Getting Past the Rage and the Rhetoric
Posted by Jim at November 18th, 2004
More than anything else, people’s tendency to reduce “The Other Side” to a two dimensional caricature worries me. I’m not much bothered by electoral competition. I’m not even bothered by negative campaigning if the negative campaigning brings attention to a real problem with a candidate.
I worry, however, when people manage to remove any respect from their thoughts of “The Other Side”–whatever party that may be.
I like to think I have an appreciation for my limitations (perhaps too much). I know I’m wrong on occasion. I believe this probably true of all people and all ideologies as well.
Hence, I tend to believe that compromise and respect for “The Other Side” is a necessity. They’re going to be right when you’re wrong sometime (or perhaps you’ll both be wrong…).Contempt does no one any good.
Thus, I pass along a couple links (via Centerfield):
Perverted, God-Hating Frenchies vs. Inbred, Sex-Obsessed Yokels
Dean’s World: Good Beliefnet Piece
Both pieces are perspectives on the conservative/liberal divide and the entertaining lies we tell about each other.
The challenge issued by Religious Liberal Blog ( http://www.blogstudio.com/religiousliberal/ ) seems instructive to me.
I’m getting the impression that Stephen Waldham is a liberal, and he says both sides misunderstand each other. And Dean is a conservative, but seems to think that the conservatives understand the liberals *just fine* though they talk mean about them sometimes, but the liberals don’t understand the conservatives at all. (Though Dean’s an atheist.)
Can you take up the challenge and find a fundamentalist/evangelical Christian calling for greater understanding of and peace with liberal Christians?
Ed Heil
sorry, that should be http://religiousliberal.blogspot.com/
Ed Heil
I agree with Dean less than I agree with Waldman.

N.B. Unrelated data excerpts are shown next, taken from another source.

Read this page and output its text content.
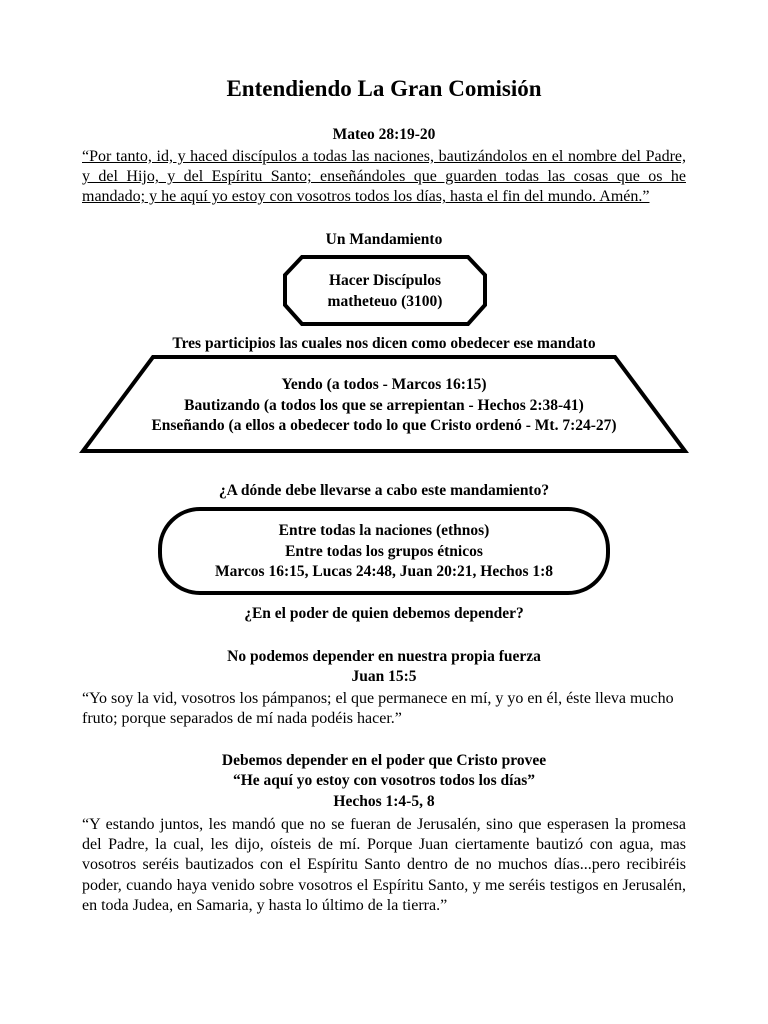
Entendiendo La Gran Comisión
Mateo 28:19-20
“Por tanto, id, y haced discípulos a todas las naciones, bautizándolos en el nombre del Padre, y del Hijo, y del Espíritu Santo; enseñándoles que guarden todas las cosas que os he mandado; y he aquí yo estoy con vosotros todos los días, hasta el fin del mundo. Amén.”
Un Mandamiento
Hacer Discípulos
matheteuo (3100)
Tres participios las cuales nos dicen como obedecer ese mandato
Yendo (a todos - Marcos 16:15)
Bautizando (a todos los que se arrepientan - Hechos 2:38-41)
Enseñando (a ellos a obedecer todo lo que Cristo ordenó - Mt. 7:24-27)
¿A dónde debe llevarse a cabo este mandamiento?
Entre todas la naciones (ethnos)
Entre todas los grupos étnicos
Marcos 16:15, Lucas 24:48, Juan 20:21, Hechos 1:8
¿En el poder de quien debemos depender?
No podemos depender en nuestra propia fuerza
Juan 15:5
“Yo soy la vid, vosotros los pámpanos; el que permanece en mí, y yo en él, éste lleva mucho fruto; porque separados de mí nada podéis hacer.”
Debemos depender en el poder que Cristo provee
“He aquí yo estoy con vosotros todos los días”
Hechos 1:4-5, 8
“Y estando juntos, les mandó que no se fueran de Jerusalén, sino que esperasen la promesa del Padre, la cual, les dijo, oísteis de mí. Porque Juan ciertamente bautizó con agua, mas vosotros seréis bautizados con el Espíritu Santo dentro de no muchos días...pero recibiréis poder, cuando haya venido sobre vosotros el Espíritu Santo, y me seréis testigos en Jerusalén, en toda Judea, en Samaria, y hasta lo último de la tierra.”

Dean does state that he thinks conservatives understand liberals better than the other way around. At the same time, he makes statements that point out that conservatives tend to be totally wrong about liberals’ moral and religious perspectives.
Responding to the challenge in the Religious Liberal Blog is a little harder because I’m pretty sure I don’t share the assumption that makes his challenge meaningful.
He seems to believe that understanding the other side is worthwhile only if the other side is willing to understand you and thereby be transformed. This makes sense if there’s only one other side that matters. If you’re willing to compromise with the other side and the other side will never compromise with you, it isn’t worth it.
But what if there is no single perspective on the other side? And what if there’s a big group of people who are on neither side, but hold views that fit partially with both sides? For that matter, what if most individuals on the other side hold a few views that don’t quite fit with their side?
In the situation that I imagine, it would be worth understanding the other side because in doing so you also understand some of the beliefs of the people in the middle (who might be open to transformation) as well as the beliefs of some people on one’s own side.
By contrast, if you don’t attempt to understand the other side, you have the potential to lose not only the middle, but also part of your own coalition.